The final destination of the boat is Romania, which is the starting point of another film from the region, “Rage” (Furia, Romania, 2003) by Rade Munteanu (1971). Bucharest, present days, in a film by Munteanu is more like the set for Walter Hill’s “Streets of Fire”. A couple of losers, midget pop-star, prostitution, narcotics… Instead of hope there is rage. In the ‘good-old’ Balkan style. Bloodbath. And the daybreak is just beginning of another day in Hell. The director thinks that poverty and corruption are the main reasons why Romanians are angry, in the times when Ceaucescu is an old story. But these guys at least have IDs, and something to eat. Slice of life.
The heroes of the Bulgarian entry “Under the Same Sky” (Pod edno nebe, Bulgaria, 2003) by Krasimir Krumov, only have heaven as a roof, and dreams instead of food. But more nightmares then dreams. The film is situated in a living area of Turkmanian Bulgarians, who in the eighties has been forced to move to Turkey. Today they are illegally crossing borders as economic emigration, in search of paradise that has never been found. Courage and Desperation. Home as the real place or utopia?
But more on the South, in Greece, the eternal story. The King of Kings is back in the feature “The King” (O Vasilias) by Nicos Grammatikos. But only to be crucified again, like in the novel of his countryman, Kazanzakis, which has been starting point for Martin Scorcese in “The Last Temeptation of Christ”. Greek tragedy meets the Holly Bible. Strange?
But wait for “Rinaldo” (Hungary, 2003) – love letter to “Seven Samurai” or “The Magnificent Seven” if you please. Dark comedy with few laughs, a hybrid of political film and genre. The story the same as in “The Matrix: Revolutions” but those guys are using knives and stones in the new Millennium. Director Tamás Tóth, another newcomer.

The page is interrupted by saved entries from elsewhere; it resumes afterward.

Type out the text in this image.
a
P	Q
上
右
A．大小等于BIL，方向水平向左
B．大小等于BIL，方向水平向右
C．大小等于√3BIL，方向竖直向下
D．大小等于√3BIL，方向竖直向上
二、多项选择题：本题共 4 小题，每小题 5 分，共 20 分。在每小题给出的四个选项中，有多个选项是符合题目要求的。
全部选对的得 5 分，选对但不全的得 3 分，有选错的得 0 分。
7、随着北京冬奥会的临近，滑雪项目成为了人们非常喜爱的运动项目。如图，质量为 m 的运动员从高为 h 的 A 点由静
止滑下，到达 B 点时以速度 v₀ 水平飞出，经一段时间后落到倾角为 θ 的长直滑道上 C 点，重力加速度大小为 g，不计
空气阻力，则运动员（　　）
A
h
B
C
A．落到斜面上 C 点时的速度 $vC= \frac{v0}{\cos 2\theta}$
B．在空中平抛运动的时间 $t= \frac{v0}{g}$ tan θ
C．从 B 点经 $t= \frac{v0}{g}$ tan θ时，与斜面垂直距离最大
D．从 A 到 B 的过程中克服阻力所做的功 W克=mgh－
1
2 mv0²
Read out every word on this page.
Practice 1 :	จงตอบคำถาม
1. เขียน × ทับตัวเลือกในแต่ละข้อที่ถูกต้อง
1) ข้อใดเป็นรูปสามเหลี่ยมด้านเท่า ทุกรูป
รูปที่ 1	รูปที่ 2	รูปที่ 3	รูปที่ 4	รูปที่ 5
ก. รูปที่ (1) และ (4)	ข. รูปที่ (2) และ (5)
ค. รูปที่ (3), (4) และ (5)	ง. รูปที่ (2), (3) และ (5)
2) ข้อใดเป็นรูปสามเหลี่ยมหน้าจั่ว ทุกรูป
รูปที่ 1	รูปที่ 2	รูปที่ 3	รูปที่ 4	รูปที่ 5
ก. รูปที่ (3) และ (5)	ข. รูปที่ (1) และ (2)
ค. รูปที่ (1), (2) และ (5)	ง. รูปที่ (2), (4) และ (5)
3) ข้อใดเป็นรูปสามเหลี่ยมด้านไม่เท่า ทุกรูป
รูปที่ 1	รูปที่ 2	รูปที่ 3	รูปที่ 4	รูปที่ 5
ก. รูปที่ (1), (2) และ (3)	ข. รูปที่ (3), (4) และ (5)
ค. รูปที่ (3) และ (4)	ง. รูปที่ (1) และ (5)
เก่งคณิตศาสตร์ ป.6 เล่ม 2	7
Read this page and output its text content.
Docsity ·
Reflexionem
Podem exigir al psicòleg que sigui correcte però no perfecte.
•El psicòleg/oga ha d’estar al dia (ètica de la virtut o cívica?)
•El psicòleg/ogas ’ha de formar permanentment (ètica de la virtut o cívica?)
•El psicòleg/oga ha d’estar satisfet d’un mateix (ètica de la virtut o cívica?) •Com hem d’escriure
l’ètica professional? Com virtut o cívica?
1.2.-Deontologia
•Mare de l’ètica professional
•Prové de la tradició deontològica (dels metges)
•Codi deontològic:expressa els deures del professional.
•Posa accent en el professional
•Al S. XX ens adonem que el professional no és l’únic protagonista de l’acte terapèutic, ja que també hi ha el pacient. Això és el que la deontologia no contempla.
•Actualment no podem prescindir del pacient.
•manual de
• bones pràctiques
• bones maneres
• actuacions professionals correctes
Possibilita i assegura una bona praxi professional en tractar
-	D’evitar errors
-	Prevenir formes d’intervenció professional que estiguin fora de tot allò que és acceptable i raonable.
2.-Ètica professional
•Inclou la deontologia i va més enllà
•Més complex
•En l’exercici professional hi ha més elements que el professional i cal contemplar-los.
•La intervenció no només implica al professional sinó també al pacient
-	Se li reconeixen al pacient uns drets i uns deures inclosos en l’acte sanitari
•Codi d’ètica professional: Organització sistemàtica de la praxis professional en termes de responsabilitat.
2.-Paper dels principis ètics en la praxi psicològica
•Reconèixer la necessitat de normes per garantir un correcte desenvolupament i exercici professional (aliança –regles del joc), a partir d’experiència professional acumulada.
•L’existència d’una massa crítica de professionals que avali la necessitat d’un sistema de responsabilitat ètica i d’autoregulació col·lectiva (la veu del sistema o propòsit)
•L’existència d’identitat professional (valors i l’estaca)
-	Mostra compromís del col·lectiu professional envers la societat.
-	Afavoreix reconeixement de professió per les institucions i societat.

And the Festival is ‘nothing but the newcomers’ to quote the director of the fest, Michael Koetz, who believes “there is no avant-garde anymore”. So maybe we are facing something new, beside technologies. When avant-garde is tradition, the cinema should be about auteurs but also about lives. Especially in the lands of transitions and migrations. “We are on the same boat on the same sea”, to finish with lyrics of an ancient poet, Mick Jagger.